Número de enterros por Covid-19 cresce 21% em 1 ano nos cemitérios públicos do Recife
Levantamento feito pela reportagem do Portal Folha de Pernambuco constatou que apenas nos cinco Cemitérios públicos do Recife (Santo Amaro, Parque das Flores, Tejipió, Casa Amarela e Várzea), foram 12.335 sepultamentos total em 2019.
Já no ano de 2020 - início da pandemia -, a quantidade de enterros saltou para 14.948, o que representa um aumento de 21,18% no número de sepultamentos. Os dados foram divulgados pela Empresa de Manutenção e Limpeza Urbana (Emlurb).
Com os casos de Covid, houve uma mudança no cenário dos sepultamentos. Em 2019, foram 12.335 enterros gerais. Já em 2020, 10.904 e 4.044 sepultamentos de casos Srag-Covid.
Até o último dia 27 de abril, 1.464 sepultamentos ocorreram em cemitérios do Recife, que permitem enterros por casos de Srag-Covid, segundo informou a Emlurb.
Vale salientar que os enterros de Srag-Covid, entretanto, são realizados apenas em Santo Amaro, Tejipió e Parque das Flores, excetuadas as situações em que a família possua jazigo próprio.

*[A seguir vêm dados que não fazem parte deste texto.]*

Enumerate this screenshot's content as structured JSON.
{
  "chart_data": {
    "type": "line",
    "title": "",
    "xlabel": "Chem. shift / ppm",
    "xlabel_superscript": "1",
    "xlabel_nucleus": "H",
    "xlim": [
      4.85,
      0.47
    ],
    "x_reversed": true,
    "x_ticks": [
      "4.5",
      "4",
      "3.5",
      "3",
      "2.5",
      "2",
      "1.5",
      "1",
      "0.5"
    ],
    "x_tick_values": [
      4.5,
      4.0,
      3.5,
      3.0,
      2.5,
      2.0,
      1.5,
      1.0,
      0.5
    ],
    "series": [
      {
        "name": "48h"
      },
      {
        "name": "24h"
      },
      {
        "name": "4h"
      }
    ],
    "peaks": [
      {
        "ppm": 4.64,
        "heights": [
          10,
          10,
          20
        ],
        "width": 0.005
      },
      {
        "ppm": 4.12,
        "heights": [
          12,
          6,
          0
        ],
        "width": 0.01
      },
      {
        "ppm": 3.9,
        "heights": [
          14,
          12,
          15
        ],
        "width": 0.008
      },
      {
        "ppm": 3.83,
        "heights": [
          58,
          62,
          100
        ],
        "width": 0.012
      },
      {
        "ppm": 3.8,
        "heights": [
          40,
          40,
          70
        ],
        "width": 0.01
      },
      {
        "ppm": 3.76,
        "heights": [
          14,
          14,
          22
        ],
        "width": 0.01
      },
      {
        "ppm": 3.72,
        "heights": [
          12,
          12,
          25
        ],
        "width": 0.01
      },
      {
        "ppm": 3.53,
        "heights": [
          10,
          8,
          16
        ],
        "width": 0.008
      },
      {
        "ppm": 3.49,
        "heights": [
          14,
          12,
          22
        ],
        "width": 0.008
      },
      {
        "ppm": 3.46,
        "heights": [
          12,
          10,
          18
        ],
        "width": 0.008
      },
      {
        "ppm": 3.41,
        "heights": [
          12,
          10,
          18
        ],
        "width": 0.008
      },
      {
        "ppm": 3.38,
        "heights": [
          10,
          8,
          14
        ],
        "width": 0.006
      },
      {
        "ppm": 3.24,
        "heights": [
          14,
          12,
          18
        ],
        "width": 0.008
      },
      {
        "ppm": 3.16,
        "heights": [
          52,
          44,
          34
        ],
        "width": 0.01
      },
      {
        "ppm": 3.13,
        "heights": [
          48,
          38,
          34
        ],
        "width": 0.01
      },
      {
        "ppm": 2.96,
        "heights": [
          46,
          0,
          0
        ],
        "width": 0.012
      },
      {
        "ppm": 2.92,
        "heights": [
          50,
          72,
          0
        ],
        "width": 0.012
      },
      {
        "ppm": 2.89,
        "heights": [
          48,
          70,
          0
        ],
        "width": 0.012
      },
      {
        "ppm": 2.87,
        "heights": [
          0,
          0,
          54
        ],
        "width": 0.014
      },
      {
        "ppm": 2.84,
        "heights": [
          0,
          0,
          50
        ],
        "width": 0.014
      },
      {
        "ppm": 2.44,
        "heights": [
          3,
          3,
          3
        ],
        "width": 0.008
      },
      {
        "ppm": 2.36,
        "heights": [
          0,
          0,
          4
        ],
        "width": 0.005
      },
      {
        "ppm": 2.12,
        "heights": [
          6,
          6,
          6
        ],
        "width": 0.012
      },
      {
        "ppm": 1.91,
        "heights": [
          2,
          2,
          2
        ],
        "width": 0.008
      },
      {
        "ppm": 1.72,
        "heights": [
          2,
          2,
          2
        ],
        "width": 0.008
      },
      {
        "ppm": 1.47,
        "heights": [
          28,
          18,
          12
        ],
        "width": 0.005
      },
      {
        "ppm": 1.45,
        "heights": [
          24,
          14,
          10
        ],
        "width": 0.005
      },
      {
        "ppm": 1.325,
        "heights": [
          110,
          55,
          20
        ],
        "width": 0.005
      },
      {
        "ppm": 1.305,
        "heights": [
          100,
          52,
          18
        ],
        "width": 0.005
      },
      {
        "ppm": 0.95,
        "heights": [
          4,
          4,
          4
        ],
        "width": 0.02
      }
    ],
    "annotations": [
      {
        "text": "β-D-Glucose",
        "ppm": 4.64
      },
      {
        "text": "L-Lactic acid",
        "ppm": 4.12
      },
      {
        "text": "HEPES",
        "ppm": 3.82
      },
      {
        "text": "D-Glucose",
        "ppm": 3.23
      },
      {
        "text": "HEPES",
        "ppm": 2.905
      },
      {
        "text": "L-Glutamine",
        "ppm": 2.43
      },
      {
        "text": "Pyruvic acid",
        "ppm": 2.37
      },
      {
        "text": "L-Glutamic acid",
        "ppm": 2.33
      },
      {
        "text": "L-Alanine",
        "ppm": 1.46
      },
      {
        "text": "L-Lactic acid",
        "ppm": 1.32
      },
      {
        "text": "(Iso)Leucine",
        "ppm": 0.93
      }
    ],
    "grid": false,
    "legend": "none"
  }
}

Pelo segundo mês consecutivo, Recife registra mais óbitos do que nascimentos. Com cerca de 1,5 milhão de habitantes, a capital do Estado de Pernambuco tem até esta última sexta-feira (30) 2022 mortes e 1521 nascimentos feitos em Cartórios de Registro Civil no mês abril. O número repete o fenômeno observado no último mês, que teve 2209 óbitos e 2200 nascimentos. Março foi o primeiro mês onde as mortes superaram os nascidos vivos.